Example: ggplot templates

Let's say you have a particular way you like your charts:

library(gapminder); library(ggplot2)
ggplot(gapminder %>% filter(country == "Afghanistan"),
       aes(x = year, y = pop / 1000000)) +
    geom_line(color = "firebrick") +
    xlab(NULL) + ylab("Population (millions)") +
    ggtitle("Population of Afghanistan since 1952") +
    theme_minimal() + theme(text = element_text(family = "Times"), plot.title = element_text(hjust = 0, size = 20))
  • How could we make this flexible for any country?
  • How could we make this flexible for any gapminder variable?

Example of desired chart

plot of chunk unnamed-chunk-29

Another example of desired chart

plot of chunk unnamed-chunk-30

Making country flexible

We can have the user input a character string for cntry as an argument to the function to get subsetting and the title right:

gapminder_lifeplot <- function(cntry) {
    ggplot(gapminder %>% filter(country == cntry),
       aes(x = year, y = lifeExp)) +
    geom_line(color = "firebrick") +
    xlab(NULL) + ylab("Life expectancy") +
    ggtitle(paste0("Life expectancy in ", cntry, " since 1952")) +
    theme_minimal() + theme(text = element_text(family = "Times"), plot.title = element_text(hjust = 0, size = 20))
}

Testing out life expectancy plot function

gapminder_lifeplot(cntry = "Turkey")

plot of chunk unnamed-chunk-32

Making y value flexible

Now let's allow the user to say which variable they want plotted on the y-axis. First, let's think about how we can get the right labels for the axis and title. A named character vector to serve as a “lookup table” inside the function would work:

y_axis_label <- c("lifeExp" = "Life expectancy",
                  "pop" = "Population (millions)",
                  "gdpPercap" = "GDP per capita, USD")
title_text <- c("lifeExp" = "Life expectancy in ",
                "pop" = "Population of ",
                "gdpPercap" = "GDP per capita in ")
# example use:
y_axis_label["pop"]
                    pop 
"Population (millions)" 

aes_string

ggplot is usually looking for “naked” variables, but we can tell it to take them as quoted strings using aes_string instead of aes, which is handy when making functions:

gapminder_plot <- function(cntry, yvar) {
    y_axis_label <- c("lifeExp" = "Life expectancy", "pop" = "Population (millions)", "gdpPercap" = "GDP per capita, USD")[yvar]
    title_text <- c("lifeExp" = "Life expectancy in ", "pop" = "Population of ", "gdpPercap" = "GDP per capita in ")[yvar]
    ggplot(gapminder %>% filter(country == cntry) %>% mutate(pop = pop / 1000000), aes_string(x = "year", y = yvar)) + geom_line(color = "firebrick") + xlab(NULL) + ylab(y_axis_label) + ggtitle(paste0(title_text, cntry, " since 1952")) + theme_minimal() + theme(text = element_text(family = "Times"), plot.title = element_text(hjust = 0, size = 20))
}

Testing out the gapminder plot function

gapminder_plot(cntry = "Turkey", yvar = "pop")
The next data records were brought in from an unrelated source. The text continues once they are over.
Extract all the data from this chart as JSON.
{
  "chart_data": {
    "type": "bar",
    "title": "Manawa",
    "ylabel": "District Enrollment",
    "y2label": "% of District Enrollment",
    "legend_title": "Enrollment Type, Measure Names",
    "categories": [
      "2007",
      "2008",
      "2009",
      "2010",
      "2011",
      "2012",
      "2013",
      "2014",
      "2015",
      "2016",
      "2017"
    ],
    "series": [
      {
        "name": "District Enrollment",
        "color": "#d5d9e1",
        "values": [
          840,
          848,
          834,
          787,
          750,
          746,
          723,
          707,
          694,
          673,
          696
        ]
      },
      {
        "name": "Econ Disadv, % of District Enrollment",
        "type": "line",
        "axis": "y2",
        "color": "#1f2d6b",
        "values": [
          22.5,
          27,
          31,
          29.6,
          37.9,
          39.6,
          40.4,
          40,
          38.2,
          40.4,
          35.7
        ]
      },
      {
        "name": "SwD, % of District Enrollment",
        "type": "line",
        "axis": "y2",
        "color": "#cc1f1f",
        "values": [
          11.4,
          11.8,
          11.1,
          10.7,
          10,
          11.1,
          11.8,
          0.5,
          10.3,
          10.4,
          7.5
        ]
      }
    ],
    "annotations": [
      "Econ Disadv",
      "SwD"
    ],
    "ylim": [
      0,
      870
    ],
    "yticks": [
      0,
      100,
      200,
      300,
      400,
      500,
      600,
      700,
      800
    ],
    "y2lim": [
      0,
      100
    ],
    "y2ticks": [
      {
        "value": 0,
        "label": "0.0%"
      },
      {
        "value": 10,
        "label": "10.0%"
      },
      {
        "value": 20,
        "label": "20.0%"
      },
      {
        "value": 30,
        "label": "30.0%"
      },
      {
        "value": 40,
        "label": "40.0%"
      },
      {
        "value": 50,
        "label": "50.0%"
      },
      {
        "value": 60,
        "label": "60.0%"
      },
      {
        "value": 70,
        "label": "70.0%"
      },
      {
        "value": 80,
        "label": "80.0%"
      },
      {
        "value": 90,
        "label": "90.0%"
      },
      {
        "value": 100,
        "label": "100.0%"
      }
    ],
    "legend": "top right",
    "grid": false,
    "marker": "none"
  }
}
plot of chunk unnamed-chunk-35

debugging

Something not working as hoped? Try using debug on a function, which will show you the world as perceived from inside the function:

debug(gapminder_plot)

Then when you've fixed your problem, use undebug so that you won't go into debug mode every time you run it:

undebug(gapminder_plot)

Homework

Homework

DUE IN TWO WEEKS: download and analyze data from the first year of Seattle's Pronto! bike sharing program.

You'll be writing a loop to read in the data, functions to clean it up, and another function to visualize ridership over the first year.

There is some string processing needed, much of which you have already seen or can probably Google, but some will come in next week's lecture.